Sans parler des nombreux tournages où le YouTubeur est resté de longues minutes campé devant les facades des théâtres, à chercher la formule finale la plus percutante après la représentation.  « Pour le moment, je ne vis absolument pas de ma chaîne YouTube », explique le vidéaste lauréat de la bourse d’été 2017 du Syndicat de la critique pour sa couverture du Festival d’Avignon. Mais ce serait un rêve de pouvoir un jour en faire mon métier ».

« Il faut arrêter de se dire que le théâtre est trop sérieux pour être léger »
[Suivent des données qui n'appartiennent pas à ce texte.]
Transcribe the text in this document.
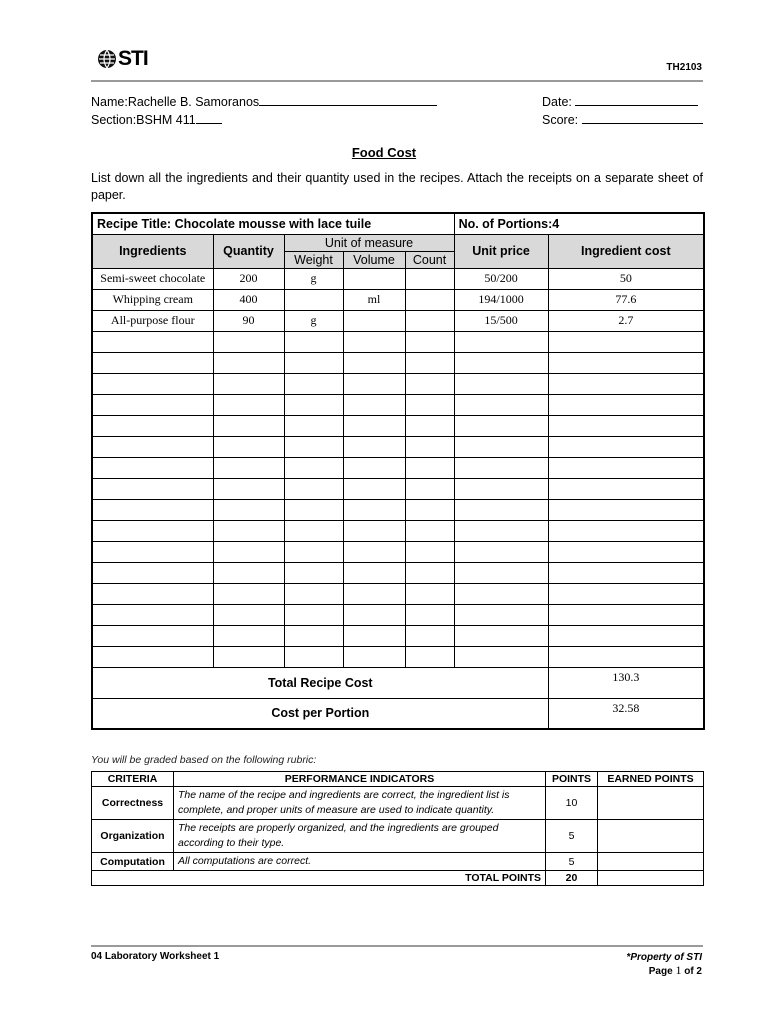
STI	TH2103
Name:Rachelle B. Samoranos
Section:BSHM 411
Date:
Score:
Food Cost
List down all the ingredients and their quantity used in the recipes. Attach the receipts on a separate sheet of paper.
Recipe Title: Chocolate mousse with lace tuile					No. of Portions:4	
Ingredients	Quantity	Unit of measure			Unit price	Ingredient cost
		Weight	Volume	Count		
Semi-sweet chocolate	200	g			50/200	50
Whipping cream	400		ml		194/1000	77.6
All-purpose flour	90	g			15/500	2.7

Total Recipe Cost						130.3
Cost per Portion						32.58
You will be graded based on the following rubric:
CRITERIA	PERFORMANCE INDICATORS	POINTS	EARNED POINTS
Correctness	The name of the recipe and ingredients are correct, the ingredient list is complete, and proper units of measure are used to indicate quantity.	10	
Organization	The receipts are properly organized, and the ingredients are grouped according to their type.	5	
Computation	All computations are correct.	5	
TOTAL POINTS		20	
04 Laboratory Worksheet 1	*Property of STI
Page 1 of 2
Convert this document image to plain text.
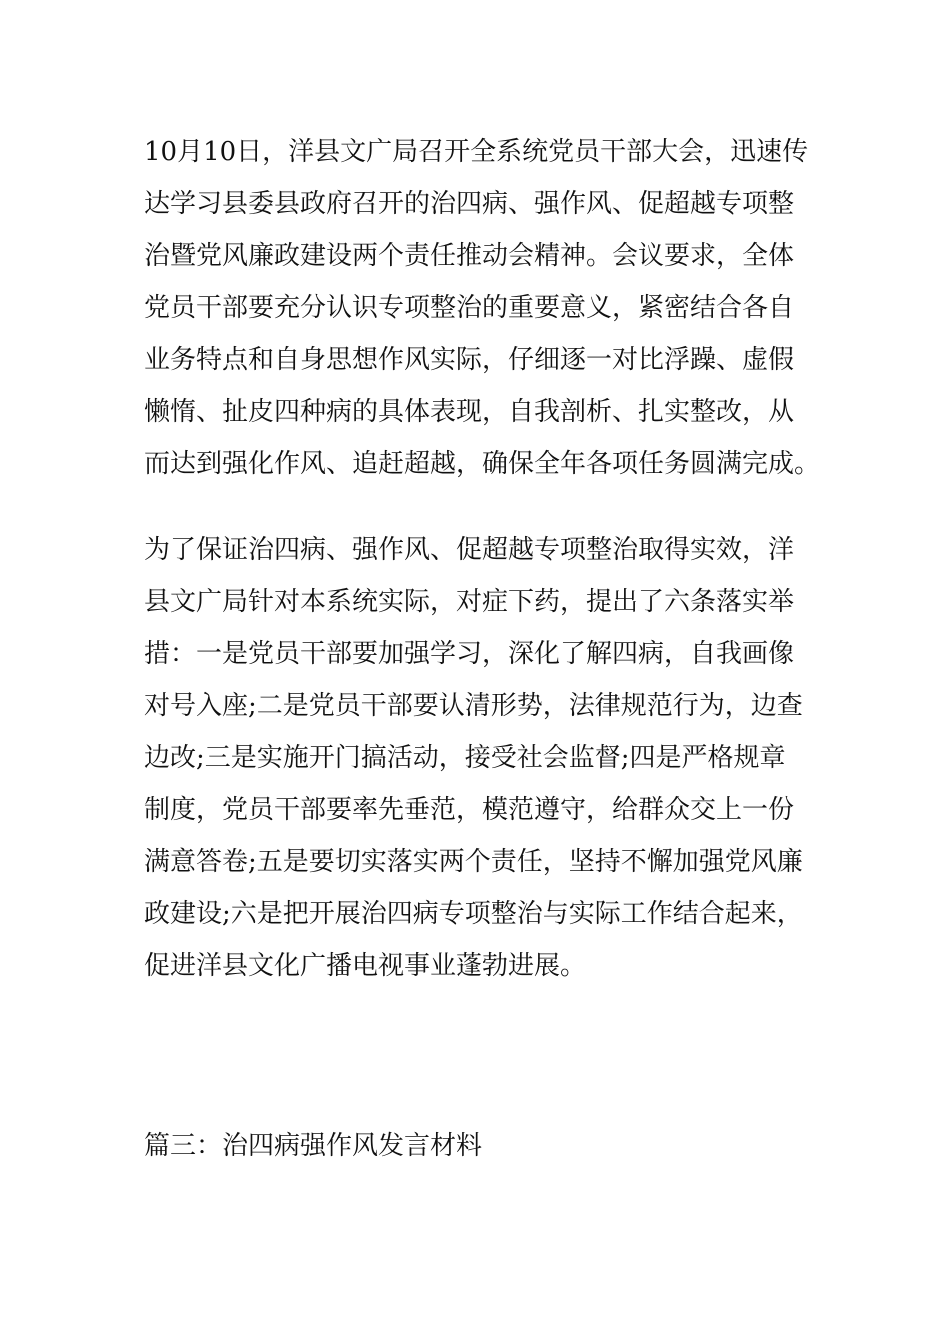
10月10日，洋县文广局召开全系统党员干部大会，迅速传
达学习县委县政府召开的治四病、强作风、促超越专项整
治暨党风廉政建设两个责任推动会精神。会议要求，全体
党员干部要充分认识专项整治的重要意义，紧密结合各自
业务特点和自身思想作风实际，仔细逐一对比浮躁、虚假
懒惰、扯皮四种病的具体表现，自我剖析、扎实整改，从
而达到强化作风、追赶超越，确保全年各项任务圆满完成。
为了保证治四病、强作风、促超越专项整治取得实效，洋
县文广局针对本系统实际，对症下药，提出了六条落实举
措：一是党员干部要加强学习，深化了解四病，自我画像
对号入座;二是党员干部要认清形势，法律规范行为，边查
边改;三是实施开门搞活动，接受社会监督;四是严格规章
制度，党员干部要率先垂范，模范遵守，给群众交上一份
满意答卷;五是要切实落实两个责任，坚持不懈加强党风廉
政建设;六是把开展治四病专项整治与实际工作结合起来，
促进洋县文化广播电视事业蓬勃进展。
篇三：治四病强作风发言材料
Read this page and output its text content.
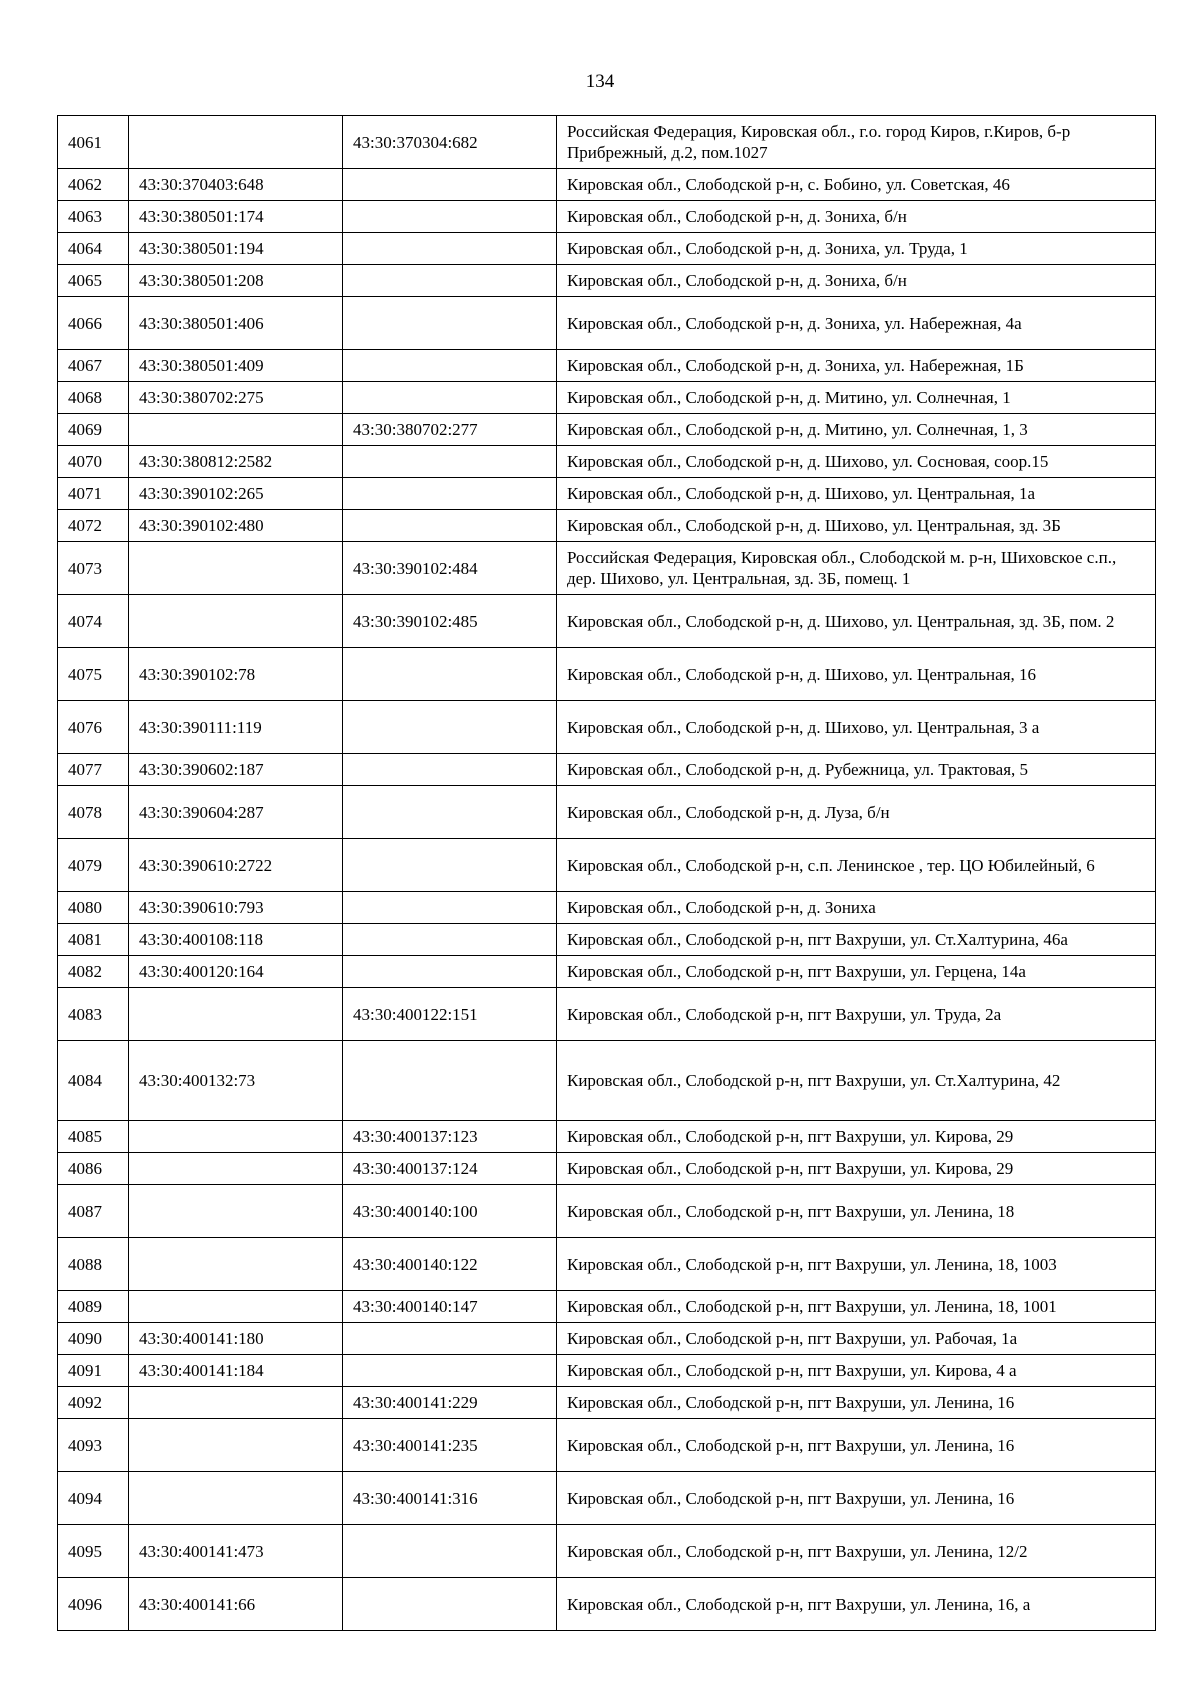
134
4061		43:30:370304:682	Российская Федерация, Кировская обл., г.о. город Киров, г.Киров, б-р Прибрежный, д.2, пом.1027
4062	43:30:370403:648		Кировская обл., Слободской р-н, с. Бобино, ул. Советская, 46
4063	43:30:380501:174		Кировская обл., Слободской р-н, д. Зониха, б/н
4064	43:30:380501:194		Кировская обл., Слободской р-н, д. Зониха, ул. Труда, 1
4065	43:30:380501:208		Кировская обл., Слободской р-н, д. Зониха, б/н
4066	43:30:380501:406		Кировская обл., Слободской р-н, д. Зониха, ул. Набережная, 4а
4067	43:30:380501:409		Кировская обл., Слободской р-н, д. Зониха, ул. Набережная, 1Б
4068	43:30:380702:275		Кировская обл., Слободской р-н, д. Митино, ул. Солнечная, 1
4069		43:30:380702:277	Кировская обл., Слободской р-н, д. Митино, ул. Солнечная, 1, 3
4070	43:30:380812:2582		Кировская обл., Слободской р-н, д. Шихово, ул. Сосновая, соор.15
4071	43:30:390102:265		Кировская обл., Слободской р-н, д. Шихово, ул. Центральная, 1а
4072	43:30:390102:480		Кировская обл., Слободской р-н, д. Шихово, ул. Центральная, зд. 3Б
4073		43:30:390102:484	Российская Федерация, Кировская обл., Слободской м. р-н, Шиховское с.п., дер. Шихово, ул. Центральная, зд. 3Б, помещ. 1
4074		43:30:390102:485	Кировская обл., Слободской р-н, д. Шихово, ул. Центральная, зд. 3Б, пом. 2
4075	43:30:390102:78		Кировская обл., Слободской р-н, д. Шихово, ул. Центральная, 16
4076	43:30:390111:119		Кировская обл., Слободской р-н, д. Шихово, ул. Центральная, 3 а
4077	43:30:390602:187		Кировская обл., Слободской р-н, д. Рубежница, ул. Трактовая, 5
4078	43:30:390604:287		Кировская обл., Слободской р-н, д. Луза, б/н
4079	43:30:390610:2722		Кировская обл., Слободской р-н, с.п. Ленинское , тер. ЦО Юбилейный, 6
4080	43:30:390610:793		Кировская обл., Слободской р-н, д. Зониха
4081	43:30:400108:118		Кировская обл., Слободской р-н, пгт Вахруши, ул. Ст.Халтурина, 46а
4082	43:30:400120:164		Кировская обл., Слободской р-н, пгт Вахруши, ул. Герцена, 14а
4083		43:30:400122:151	Кировская обл., Слободской р-н, пгт Вахруши, ул. Труда, 2а
4084	43:30:400132:73		Кировская обл., Слободской р-н, пгт Вахруши, ул. Ст.Халтурина, 42
4085		43:30:400137:123	Кировская обл., Слободской р-н, пгт Вахруши, ул. Кирова, 29
4086		43:30:400137:124	Кировская обл., Слободской р-н, пгт Вахруши, ул. Кирова, 29
4087		43:30:400140:100	Кировская обл., Слободской р-н, пгт Вахруши, ул. Ленина, 18
4088		43:30:400140:122	Кировская обл., Слободской р-н, пгт Вахруши, ул. Ленина, 18, 1003
4089		43:30:400140:147	Кировская обл., Слободской р-н, пгт Вахруши, ул. Ленина, 18, 1001
4090	43:30:400141:180		Кировская обл., Слободской р-н, пгт Вахруши, ул. Рабочая, 1а
4091	43:30:400141:184		Кировская обл., Слободской р-н, пгт Вахруши, ул. Кирова, 4 а
4092		43:30:400141:229	Кировская обл., Слободской р-н, пгт Вахруши, ул. Ленина, 16
4093		43:30:400141:235	Кировская обл., Слободской р-н, пгт Вахруши, ул. Ленина, 16
4094		43:30:400141:316	Кировская обл., Слободской р-н, пгт Вахруши, ул. Ленина, 16
4095	43:30:400141:473		Кировская обл., Слободской р-н, пгт Вахруши, ул. Ленина, 12/2
4096	43:30:400141:66		Кировская обл., Слободской р-н, пгт Вахруши, ул. Ленина, 16, а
Car si le monde théâtral a mis du temps à s’ouvrir aux nouvelles technologies en matière de communication, Ronan Ynard est persuadé que la diffusion du théâtre auprès des jeunes générations se joue en ligne :

« Il faut arrêter de se dire que le théâtre est trop sérieux pour être léger, s’exclame t-il. Avec YouTube, je montre aux gens qu’on peut pousser la porte d’un théâtre, que c’est accessible à tous et que c’est simple. Quand j’ai commencé mes vidéos, je filmais mes pieds, la façon dont j’étais habillé pour montrer qu’il n’y avait rien de cérémonieux à aller voir un spectacle ».

Et cette démocratisation des arts de la scène fait mouche : près de 75% des abonnés de Ronan ont moins de 34 ans.

« Je reçois des messages d’adolescents de 15 ans, qui vivent loin des théâtres parisiens et qui me remercient car ils ne connaissent personne avec qui parler de leur passion. Au fond, je filme les vidéos que j’aurai eu envie de voir ».